# catfish id



## TheBanker (Jun 14, 2008)

i know this isn't planetcatfish.com , but i still haven't receieved my confirmation email, so if any of you catfish experts could chime in that would be nice.

sorry for pic quality


















a description...jet black, with a tan/orange color on the tip of the fins. aprox. 2.5 inches


----------



## toddnbecka (Oct 23, 2004)

Yep, it's a catfish :drooling: A Synodontis of some sort, color and markings may change as it grows.


----------



## exasperatus2002 (Jul 5, 2003)

Looks like S. bastiani to me.


----------



## TheBanker (Jun 14, 2008)

thanks for the replies, second forum to say its a Synodontis. The S. bastiani has one photo that kind of looks like it. But mines has no markings, its just all black.
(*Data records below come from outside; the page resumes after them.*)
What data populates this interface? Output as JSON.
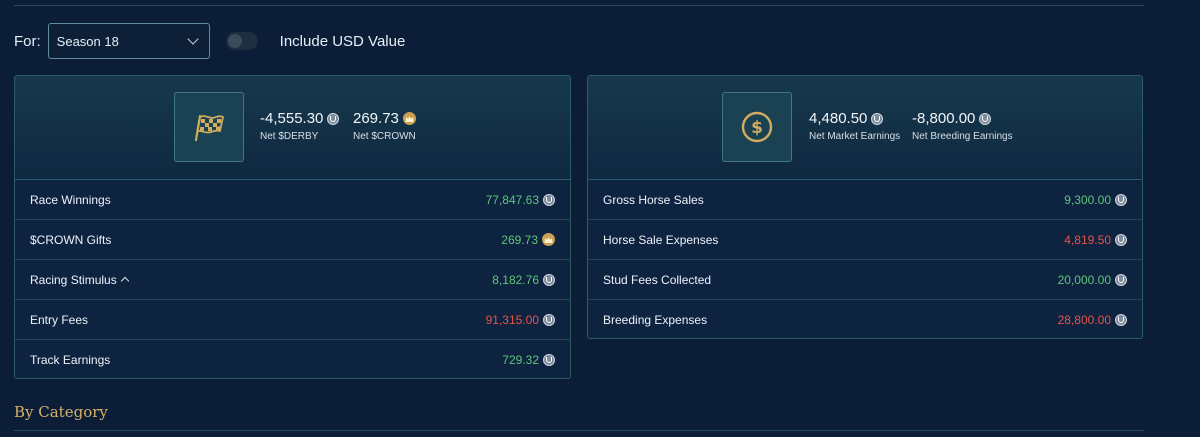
{
  "filter": {
    "for_label": "For:",
    "season_value": "Season 18",
    "usd_toggle_label": "Include USD Value",
    "usd_toggle_on": false
  },
  "racing_card": {
    "icon": "checkered-flag-icon",
    "net_derby_value": "-4,555.30",
    "net_derby_label": "Net $DERBY",
    "net_crown_value": "269.73",
    "net_crown_label": "Net $CROWN",
    "rows": [
      {
        "label": "Race Winnings",
        "value": "77,847.63",
        "sign": "positive",
        "currency": "derby"
      },
      {
        "label": "$CROWN Gifts",
        "value": "269.73",
        "sign": "positive",
        "currency": "crown"
      },
      {
        "label": "Racing Stimulus",
        "value": "8,182.76",
        "sign": "positive",
        "currency": "derby",
        "expandable": true
      },
      {
        "label": "Entry Fees",
        "value": "91,315.00",
        "sign": "negative",
        "currency": "derby"
      },
      {
        "label": "Track Earnings",
        "value": "729.32",
        "sign": "positive",
        "currency": "derby"
      }
    ]
  },
  "market_card": {
    "icon": "dollar-coin-icon",
    "net_market_value": "4,480.50",
    "net_market_label": "Net Market Earnings",
    "net_breeding_value": "-8,800.00",
    "net_breeding_label": "Net Breeding Earnings",
    "rows": [
      {
        "label": "Gross Horse Sales",
        "value": "9,300.00",
        "sign": "positive",
        "currency": "derby"
      },
      {
        "label": "Horse Sale Expenses",
        "value": "4,819.50",
        "sign": "negative",
        "currency": "derby"
      },
      {
        "label": "Stud Fees Collected",
        "value": "20,000.00",
        "sign": "positive",
        "currency": "derby"
      },
      {
        "label": "Breeding Expenses",
        "value": "28,800.00",
        "sign": "negative",
        "currency": "derby"
      }
    ]
  },
  "section": {
    "title": "By Category"
  },
  "colors": {
    "positive": "#5fc67a",
    "negative": "#e0554b",
    "accent": "#d7b06a",
    "background": "#0c1e37"
  }
}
Maybe that'll change when it bigger. thanks for helping,

Anyone else know anything?


----------



## Guest (Aug 28, 2008)

I'd ask this on Planetcatfish.com. They will be able to give you a 100% accurate identification...


----------



## exasperatus2002 (Jul 5, 2003)

I used planet catfish for my opinion. They show several pics of each species and there were 2 dark versions on there that look like your cat.


----------



## TheBanker (Jun 14, 2008)

Marduk said:


> I'd ask this on Planetcatfish.com. They will be able to give you a 100% accurate identification...


there taking forever to confirm my account or whateva it is they do so you could start posting.


----------



## jordanroda (May 4, 2006)

never seen that syno!
looks nice... :thumb:


----------